BECOME A MORE INTERESTING COMMUNICATOR

            No matter how at ease you are speaking to groups, how comfortable you are in conversations, or how much confidence you have in your writing ability, you can always become a more interesting communicator.

            You become a more interesting communicator by becoming a more interesting person; and the way to do that is to continually broaden your horizons by enhancing the knowledge and skills you already possess and acquiring new, beneficial ones. You also have to approach things with the right attitude.

            There are three ways to acquire knowledge: study, experience, and being around people who know more about something than you do. All three methods are useful, but the most efficient is study. Reading is to the mind what exercise is to the body. Those who don’t read are no better off than those who can’t read.

            A sure way to become a boring person, and by extension a boring communicator, is to be interested only in your work. To be a more interesting person and communicator, at least one-quarter of your reading should be outside your field of work. Reading outside your field of work will help you enormously in developing appropriate analogies, examples and illustrations for your talks, conversations and writing.

            Your experiences will provide you with a store of illustrations and examples to use as evidence to back up points you make in all your communications. So try to learn something from everything that happens around you, which you do paying attention to everything that’s going on.

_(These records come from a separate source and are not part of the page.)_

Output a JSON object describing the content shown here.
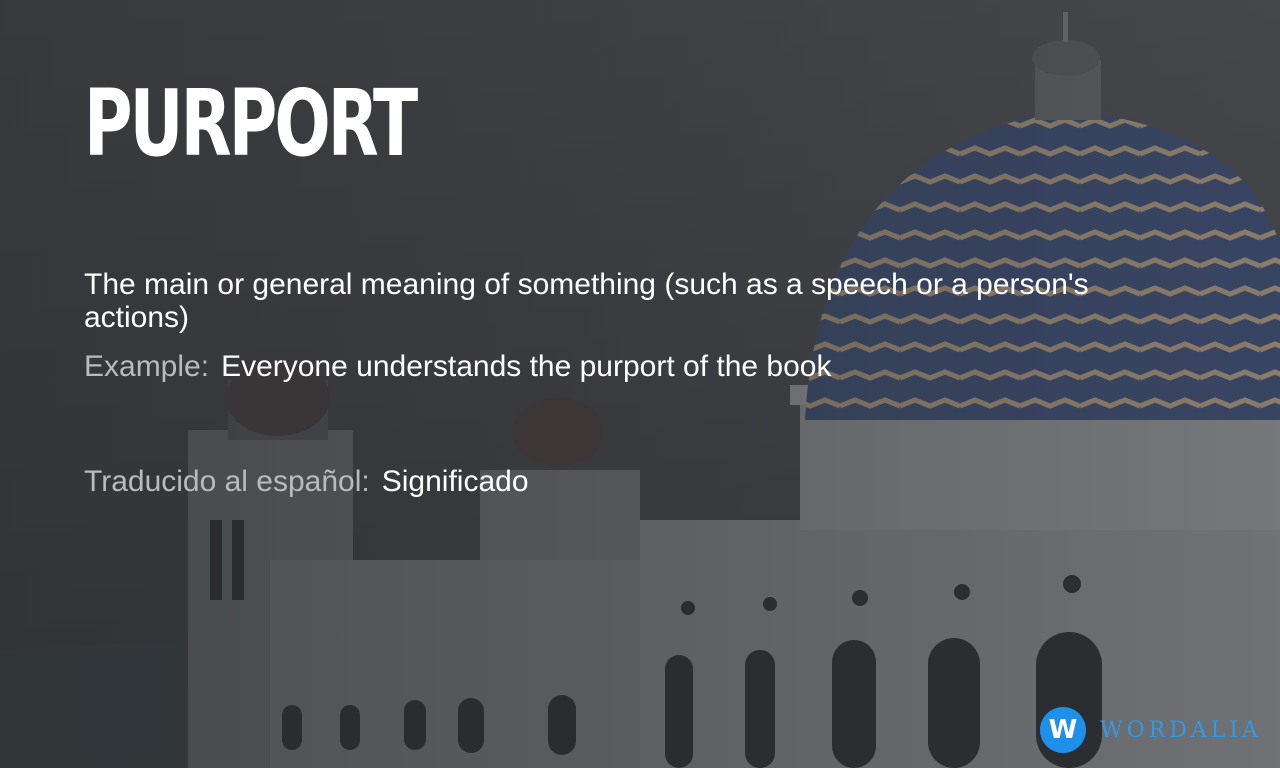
{
  "word": "PURPORT",
  "definition": "The main or general meaning of something (such as a speech or a person's actions)",
  "example": {
    "label": "Example:",
    "text": "Everyone understands the purport of the book"
  },
  "translation": {
    "label": "Traducido al español:",
    "text": "Significado"
  },
  "brand": {
    "logo_letter": "W",
    "name": "WORDALIA",
    "color": "#1e90e8"
  }
}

             Never put a limit on your search for knowledge. There’s no such thing as an uninteresting subject, just disinterested people. Until you understand something completely, be completely open-minded about it; become interested before you become judgemental. The person who knows how something is done can talk a bit about it; but the person who knows why it is done that way will have much more interested listeners.

            Make notes of interesting observations, opinions, quotations, and statistics, and develop a filing system that will allow you to easily find and refer to this material when you need to.

            Two particular areas of knowledge that you should never stop developing are your vocabulary and grammar. Being able to find the precise words, and being able to use them correctly, will help enormously in speaking, conversing and writing.  Any time you encounter a word that you don’t know the meaning or pronunciation of, look it up in a dictionary and make it a part of your vocabulary. You should also take note of the synonyms and antonyms listed for such words. Doing crossword puzzles is a another way to improve your vocabulary as well as being a great way to relax.

            If a day goes by during which you didn’t learn something, then you weren’t paying enough attention.

            You must continually hone the skills you have through use, while at the same time acquiring new skills that will enhance your communications. Possessing only a single talent will take you only so far, and will definitely limit your scope as a communicator. As in the case of knowledge, there are three good ways to identify the skills you already possess and to discover those that may be lacking.

            Most people don’t have a problem with the first method; it’s simply objectively assessing what it is that you do well and don’t do well. However, it’s sometimes difficult to be sufficiently objective; so the second way is to ask others, such as colleagues, bosses, and mentors, for their assessments.  Finally, and this is the one most often overlooked, you have to try new things and try doing old things in new ways.

            Putting a limit on what you will do puts a limit on what you can do. If you try new things or doing old things in new ways, you might discover a skill that you didn’t know you had or you might identify a skill that you should or would simply like to develop. Opportunities are never missed; other people will take advantage of those you don’t. When you aren’t improving, someone else is; and when you come up against that person, you will come in second.

            The skills you need to acquire are often evident in your surroundings. Ask yourself which skills would help you enhance the application of your knowledge, whatever you’re going to be doing, wherever you’re going to be doing it. For example, the engineer who designs a product and then decides to sell it should take some sales training. It’s usually instructive to ask successful people in your field to recommend areas for improvement.

             Not only do you need to develop positive attitudes about yourself, but you must also understand the attitudes of people you deal with; especially what determines their reactions in particular situations, whether that’s sitting in an audience, standing around at a reception, or sitting at the dining room table. No group of people is an amorphous mass; it’s made up of individuals who react as individuals.

            We’re all similar when it comes to how we want to be treated. We want to be liked, we want to feel important, and we like variety

             To become a more interesting communicator you need to treat people as if you like them and find ways to sincerely make them feel important. There is nothing hypocritical about this. Everyone, just by virtue of being a human being, has the right to be treated decently; and if you can’t find some way to make a person feel important, at least never make that person feel unimportant.  And you certainly have to introduce variety into your communications. Don’t be boring and predictable. Whether speaking or writing, the same-old-same-old will simply not do.

            People remember two types of communicators: the very good ones and the very bad ones. It’s clear in which category it’s better to be included.